Neighborhood Health Centers
Mount Vernon Neighborhood Health Center
107 West Fourth Street,
Mount Vernon, New York 10550
Phone: (914) 699-7200

Yonkers Community Health Center
30 South Broadway,
Yonkers, New York 10701
Phone: (914) 968-4898

Greenburgh Neighborhood Health Center
295 Knollwood Road,
Greenburgh, New York 10607
Phone: (914) 989-7600

Hudson River HealthCare
Peekskill Health Center
1037 Main Street, Peekskill, NY 10566
For an appointment call: (914) 734-8800

Yonkers - Park Care
2 Park Ave, Yonkers, NY 10703
For an appointment call: (914)964-7862

Yonkers - Valentine Lane
503 South Broadway, Yonkers, NY 10705
For an appointment call: (914)965-9771

Open Door Family Medical Centers
Mt. Kisco Open Door
30 West Main Street
Mt. Kisco, New York 10549
Phone: (914) 666-3272

Ossining Open Door
165 Main Street
Ossining, NY  10562
Phone: (914) 941-1263

Port Chester Open Door
5 Grace Church Street
Port Chester, NY  10573
Phone: (914) 937-8899

Sleepy Hollow Open Door
80 Beekman Avenue
Sleepy Hollow, NY  10591
Phone: (914) 631-4141

What do I need to know about the flu vaccine?
It’s recommended for everyone six months of age and older, according to vaccine the Advisory Committee on Immunization Practices (ACIP).

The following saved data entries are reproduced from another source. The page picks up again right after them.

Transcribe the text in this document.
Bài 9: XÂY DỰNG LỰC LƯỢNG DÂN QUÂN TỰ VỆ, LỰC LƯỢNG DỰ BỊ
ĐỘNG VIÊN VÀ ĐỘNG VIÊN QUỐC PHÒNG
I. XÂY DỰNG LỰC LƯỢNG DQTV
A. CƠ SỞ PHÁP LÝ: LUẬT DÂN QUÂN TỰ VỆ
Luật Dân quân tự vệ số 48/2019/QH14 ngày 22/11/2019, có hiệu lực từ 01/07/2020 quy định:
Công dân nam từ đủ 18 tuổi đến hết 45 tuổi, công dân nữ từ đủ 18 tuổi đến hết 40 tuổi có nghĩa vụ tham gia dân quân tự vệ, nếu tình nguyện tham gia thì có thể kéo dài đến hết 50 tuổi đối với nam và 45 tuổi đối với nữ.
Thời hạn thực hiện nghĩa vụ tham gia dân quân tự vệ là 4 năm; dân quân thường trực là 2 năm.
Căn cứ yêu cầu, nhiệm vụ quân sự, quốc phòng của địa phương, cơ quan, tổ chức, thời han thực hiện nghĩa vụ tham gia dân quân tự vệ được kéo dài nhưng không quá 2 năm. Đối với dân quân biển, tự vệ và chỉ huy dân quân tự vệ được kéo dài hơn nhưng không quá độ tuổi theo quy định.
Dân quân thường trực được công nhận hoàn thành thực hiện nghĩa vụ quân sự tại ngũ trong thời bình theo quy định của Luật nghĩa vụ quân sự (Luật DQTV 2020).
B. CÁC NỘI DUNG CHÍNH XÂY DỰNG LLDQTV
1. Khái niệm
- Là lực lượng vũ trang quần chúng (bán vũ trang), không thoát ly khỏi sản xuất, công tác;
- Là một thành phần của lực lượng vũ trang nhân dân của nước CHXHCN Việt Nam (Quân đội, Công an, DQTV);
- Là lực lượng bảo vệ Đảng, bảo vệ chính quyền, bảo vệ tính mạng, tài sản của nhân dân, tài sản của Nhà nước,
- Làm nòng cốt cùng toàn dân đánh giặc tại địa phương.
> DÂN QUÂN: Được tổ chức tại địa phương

And flu shots are especially recommended for:

  • The Health Dept's flu podPregnant women
  • Children age five and under
  • People age 50 and older
  • People with certain chronic medical conditions
  • People who live in nursing homes and long-term care facilities
  • Health care workers or others who care for those at high risk for flu complications

While the flu shot is a good idea for most people, you should always check with your health care provider first, especially if you have a severe allergy to chicken eggs, have had a severe reaction to a flu vaccine or have developed Guillain-Barre syndrome within six weeks of getting a flu vaccine. Anyone with a moderate to severe illness with a fever should wait until they have recovered to get vaccinated.